Although the decision was issued a few months ago, FTC v. Wyndham out of the Court of Appeals for the Third Circuit continues to be a hot topic for discussion. The case will likely to have important cybersecurity implications across several industries.

Wyndham, a hospitality company, was subject to three cyber-attacks in 2008 and 2009 that led to hackers obtaining payment card information for 619,000 Wyndham customers. The FTC brought suit, claiming that Wyndham violated 15 U.S.C. § 45(a) of the Federal Trade Commission Act, which prohibits “unfair or deceptive acts or practices in or affecting commerce." Wyndham moved to dismiss, arguing that the FTC did not have authority to regulate cybersecurity under the unfairness prong of § 45(a). 

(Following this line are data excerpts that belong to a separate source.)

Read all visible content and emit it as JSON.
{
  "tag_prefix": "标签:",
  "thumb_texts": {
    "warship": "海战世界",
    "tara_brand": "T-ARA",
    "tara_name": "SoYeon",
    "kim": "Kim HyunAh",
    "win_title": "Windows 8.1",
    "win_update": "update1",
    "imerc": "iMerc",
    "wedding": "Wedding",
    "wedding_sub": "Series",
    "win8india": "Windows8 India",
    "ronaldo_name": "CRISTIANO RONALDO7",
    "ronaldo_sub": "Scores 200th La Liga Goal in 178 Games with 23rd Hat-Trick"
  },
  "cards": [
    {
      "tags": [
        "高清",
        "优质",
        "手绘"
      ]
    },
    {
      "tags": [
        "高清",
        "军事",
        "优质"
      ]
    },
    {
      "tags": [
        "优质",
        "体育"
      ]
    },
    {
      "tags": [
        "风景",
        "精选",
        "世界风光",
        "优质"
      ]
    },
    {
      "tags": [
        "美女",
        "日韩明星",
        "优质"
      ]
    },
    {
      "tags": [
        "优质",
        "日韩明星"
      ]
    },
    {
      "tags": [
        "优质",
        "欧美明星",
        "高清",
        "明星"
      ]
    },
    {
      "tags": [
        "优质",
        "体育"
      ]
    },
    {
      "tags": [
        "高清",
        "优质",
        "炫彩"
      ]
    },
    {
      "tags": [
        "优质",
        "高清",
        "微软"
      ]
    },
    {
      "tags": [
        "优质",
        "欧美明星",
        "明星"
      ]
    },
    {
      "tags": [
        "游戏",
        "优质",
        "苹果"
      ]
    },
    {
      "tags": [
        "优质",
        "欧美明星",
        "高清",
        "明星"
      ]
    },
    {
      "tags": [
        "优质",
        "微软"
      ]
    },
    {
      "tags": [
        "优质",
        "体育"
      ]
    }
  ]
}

The Third Circuit disagreed, and there are a couple of important takeaways from the opinion. Most notably, businesses should now be aware that, based on Wyndham, the FTC indeed has authority to regulate cybersecurity practices. Also according to the Third Circuit: the FTC's authority is pretty broad. Wyndham argued that, even if the FTC has the authority in theory to regulate cybersecurity, the company shouldn’t be liable because it didn’t have notice of the specific cybersecurity standards required by the unfairness prong of § 45(a). The Third Circuit rejected this argument and instead held that the only notice required was notice that the FTC could regulate cybersecurity in general. (According to the Third Circuit, Wyndham did have or should have had such notice.) 

Wyndham is a good reminder that companies should, at minimum, put a basic cybersecurity plan in place and monitor FTC news and guidelines to learn what qualifies as unfair cybersecurity practices according to § 45(a).